Samsung, the world's largest maker of memory chips and a top producer of consumer electronics including flat-screen televisions, mobile phone handsets, MP3 players and laptop computers, recorded sales of 78.9 trillion won, or $76 billion, in 2004. Its sales have increased an average of 18 percent every year since 2000.
Yun detailed Samsung's mid- to long-term plans at the company's first annual conference in Seoul, which brought together about 300 analysts from around the world.
Yun said the engines of Samsung Electronics' growth would be large-storage memory chips, next-generation displays, next-generation mobile telecommunications, digital TVs, next-generation printers, system LSIs, next-generation mass storage and air control systems.
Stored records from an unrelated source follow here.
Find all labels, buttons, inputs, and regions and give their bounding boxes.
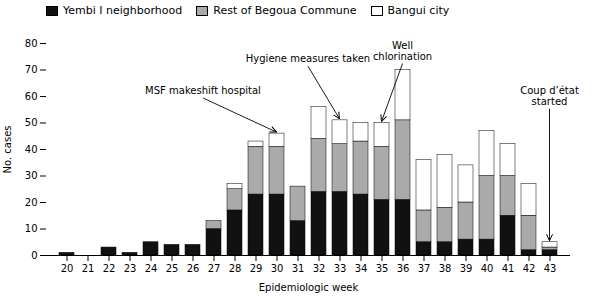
svg-text:Epidemiologic week: Epidemiologic week (259, 282, 359, 293)
svg-text:21: 21 (82, 263, 95, 274)
svg-text:40: 40 (25, 144, 38, 155)
svg-text:35: 35 (376, 263, 389, 274)
svg-text:Hygiene measures taken: Hygiene measures taken (246, 53, 370, 64)
svg-text:31: 31 (292, 263, 305, 274)
svg-text:24: 24 (145, 263, 158, 274)
svg-text:60: 60 (25, 91, 38, 102)
svg-text:No. cases: No. cases (2, 126, 13, 174)
svg-text:32: 32 (313, 263, 326, 274)
svg-text:38: 38 (439, 263, 452, 274)
svg-text:43: 43 (544, 263, 557, 274)
svg-text:27: 27 (208, 263, 221, 274)
svg-text:Wellchlorination: Wellchlorination (373, 40, 432, 62)
svg-text:70: 70 (25, 64, 38, 75)
svg-text:50: 50 (25, 117, 38, 128)
svg-text:80: 80 (25, 38, 38, 49)
html-text:Bangui city: Bangui city (387, 4, 450, 17)
svg-text:20: 20 (25, 197, 38, 208)
svg-text:26: 26 (187, 263, 200, 274)
svg-text:0: 0 (31, 250, 37, 261)
svg-text:39: 39 (460, 263, 473, 274)
html-text:Yembi I neighborhood: Yembi I neighborhood (63, 4, 183, 17)
svg-text:41: 41 (502, 263, 515, 274)
svg-text:Coup d’étatstarted: Coup d’étatstarted (520, 85, 579, 107)
svg-text:37: 37 (418, 263, 431, 274)
svg-text:25: 25 (166, 263, 179, 274)
svg-text:23: 23 (124, 263, 137, 274)
svg-text:29: 29 (250, 263, 263, 274)
svg-text:33: 33 (334, 263, 347, 274)
svg-text:34: 34 (355, 263, 368, 274)
svg-text:22: 22 (103, 263, 116, 274)
svg-text:30: 30 (271, 263, 284, 274)
svg-text:40: 40 (481, 263, 494, 274)
svg-text:20: 20 (61, 263, 74, 274)
html-text:Rest of Begoua Commune: Rest of Begoua Commune (213, 4, 357, 17)
svg-text:28: 28 (229, 263, 242, 274)
svg-text:36: 36 (397, 263, 410, 274)
svg-text:42: 42 (523, 263, 536, 274)
svg-text:10: 10 (25, 223, 38, 234)
svg-text:MSF makeshift hospital: MSF makeshift hospital (145, 85, 261, 96)
svg-text:30: 30 (25, 170, 38, 181)
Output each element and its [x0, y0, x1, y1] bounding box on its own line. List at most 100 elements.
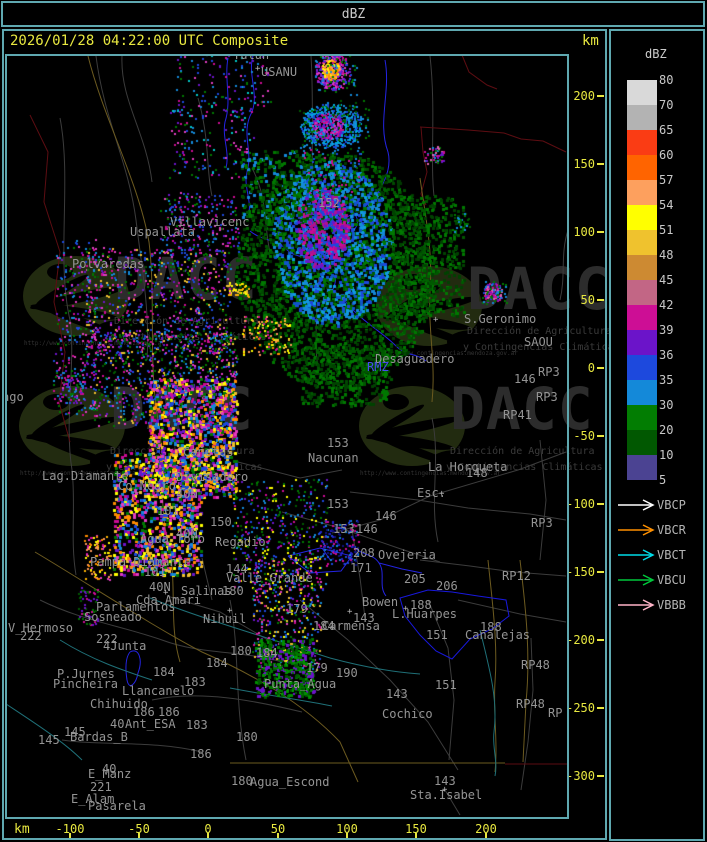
vector-label: VBBB: [657, 598, 686, 612]
map-label: 222: [96, 632, 118, 646]
bottom-axis-tick: [207, 833, 209, 839]
map-label: RP: [548, 706, 563, 720]
map-label: 152: [318, 196, 340, 210]
map-label: RP48: [516, 697, 545, 711]
map-label: 179: [286, 602, 308, 616]
colorbar-tick-label: 36: [659, 348, 674, 362]
map-label: 146: [514, 372, 536, 386]
map-label: V_Hermoso: [8, 621, 74, 635]
map-label: Tulun: [233, 54, 270, 62]
colorbar-block: [627, 280, 657, 305]
right-axis-tick-label: 50: [580, 293, 595, 307]
right-axis-tick: [597, 503, 604, 505]
map-label: 151: [426, 628, 448, 642]
map-label: Regadio: [215, 535, 266, 549]
bottom-axis-tick-label: 150: [405, 822, 427, 836]
map-label: Pasarela: [88, 799, 146, 813]
map-label: 188: [410, 598, 432, 612]
map-label: Nacunan: [308, 451, 359, 465]
vector-label: VBCT: [657, 548, 686, 562]
colorbar-block: [627, 80, 657, 105]
colorbar-block: [627, 355, 657, 380]
map-label: Canalejas: [465, 628, 531, 642]
colorbar-tick-label: 70: [659, 98, 674, 112]
map-label: Agua_Toro: [140, 532, 206, 546]
town-cross-marker: +: [439, 489, 445, 499]
map-label: 179: [306, 661, 328, 675]
right-axis-tick-label: 200: [573, 89, 595, 103]
map-label: Polvaredas: [72, 257, 145, 271]
map-label: 148: [466, 466, 488, 480]
map-label: Agua_Escond: [250, 775, 330, 789]
colorbar-tick-label: 30: [659, 398, 674, 412]
map-label: 153: [327, 436, 349, 450]
right-axis-tick: [597, 299, 604, 301]
map-label: Sta.Isabel: [410, 788, 483, 802]
right-axis-tick-label: 0: [587, 361, 595, 375]
map-label: 221: [90, 780, 112, 794]
map-label: 184: [206, 656, 228, 670]
bottom-axis-tick-label: -100: [55, 822, 85, 836]
vector-label: VBCP: [657, 498, 686, 512]
map-label: 180: [222, 584, 244, 598]
right-axis-tick-label: -300: [566, 769, 595, 783]
map-label: Cda.Amari: [136, 593, 202, 607]
map-label: Lag.Diamante: [42, 469, 129, 483]
right-axis-tick-label: -150: [566, 565, 595, 579]
vector-arrow-icon: [618, 574, 655, 586]
town-cross-marker: +: [442, 785, 448, 795]
radar-echo-canvas: [5, 54, 569, 819]
map-label: E_Manz: [88, 767, 132, 781]
bottom-axis-tick: [69, 833, 71, 839]
colorbar-tick-label: 5: [659, 473, 667, 487]
map-label: 40N: [176, 527, 198, 541]
colorbar-block: [627, 255, 657, 280]
map-label: 150: [210, 515, 232, 529]
colorbar-tick-label: 65: [659, 123, 674, 137]
colorbar-block: [627, 130, 657, 155]
map-label: Cochico: [382, 707, 433, 721]
colorbar-tick-label: 45: [659, 273, 674, 287]
map-label: RMZ: [367, 360, 389, 374]
colorbar-block: [627, 380, 657, 405]
vector-row: VBCU: [611, 574, 703, 588]
map-label: 190: [336, 666, 358, 680]
colorbar-tick-label: 10: [659, 448, 674, 462]
map-label: 144: [226, 562, 248, 576]
map-label: RP48: [521, 658, 550, 672]
map-label: Parlamentos: [96, 600, 176, 614]
map-label: 40: [102, 762, 117, 776]
map-label: Villavicenc: [170, 215, 250, 229]
map-label: 143: [434, 774, 456, 788]
colorbar-tick-label: 39: [659, 323, 674, 337]
map-label: 153: [327, 497, 349, 511]
map-label: 206: [436, 579, 458, 593]
vector-label: VBCU: [657, 573, 686, 587]
map-label: Uspallata: [130, 225, 196, 239]
vector-row: VBCT: [611, 549, 703, 563]
colorbar-tick-label: 60: [659, 148, 674, 162]
map-label: RP12: [502, 569, 531, 583]
right-axis-unit-label: km: [582, 33, 599, 49]
map-label: 183: [186, 718, 208, 732]
right-axis-tick: [597, 95, 604, 97]
map-label: Ant_ESA: [125, 717, 176, 731]
bottom-axis-tick-label: 50: [270, 822, 286, 836]
map-label: Divisadero: [176, 470, 249, 484]
vector-arrow-icon: [618, 549, 655, 561]
map-label: RP3: [531, 516, 553, 530]
colorbar-title: dBZ: [645, 47, 667, 61]
map-label: E_Alam: [71, 792, 115, 806]
right-axis-tick: [597, 707, 604, 709]
colorbar-tick-label: 20: [659, 423, 674, 437]
right-axis-tick-label: 150: [573, 157, 595, 171]
bottom-axis-tick-label: 0: [204, 822, 212, 836]
map-label: 171: [350, 561, 372, 575]
right-axis-tick: [597, 231, 604, 233]
bottom-axis-tick-label: -50: [128, 822, 150, 836]
map-label: La Horqueta: [428, 460, 508, 474]
colorbar-block: [627, 455, 657, 480]
map-label: USANU: [261, 65, 298, 79]
right-axis-tick: [597, 639, 604, 641]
It set a target of $61 billion in revenue from its semiconductor business by 2012 and $20 billion from the liquid crystal display division.
It also aims to become the world's third-largest patent holder by 2007. The company ranked sixth last year, with 1,604 patent rights.
Samsung has emerged as a first-rank technology company with global name recognition on the strength of products like its sleek flat-screen televisions and gadget-laden mobile phones.
Executives like Hwang Chang Gyu, president of its semiconductor business, are in frequent contact with other technology industry leaders like Steve Jobs of Apple Computer and Bill Gates of Microsoft.
Still, amid its rise, the company has suffered from some negative publicity, including a price-fixing fine of $300 million levied recently in the United States over accusations that it had secretly conspired with industry rivals to fix chip prices and cheat customers.
Besides being South Korea's largest company in terms of market capitalization and sales, Samsung is the world's second-biggest semiconductor maker, after Intel, and vies with its domestic rival LG.Philips LCD for the top spot among manufacturers of liquid crystal displays.
One of the secrets to Samsung's emergence as a top technology company has been its emphasis on research and development even during tough times, like the 2001 collapse in semiconductor prices and other downturns.
In September, the company announced an ambitious seven-year, $33 billion capital investment plan that it expects will create 14,000 jobs in South Korea.
"As of last year we had 26,000 R&D researchers," Lee Yoon Woo, the Samsung chief technology officer, said on Thursday. "We plan to increase that to 52,000 by 2010."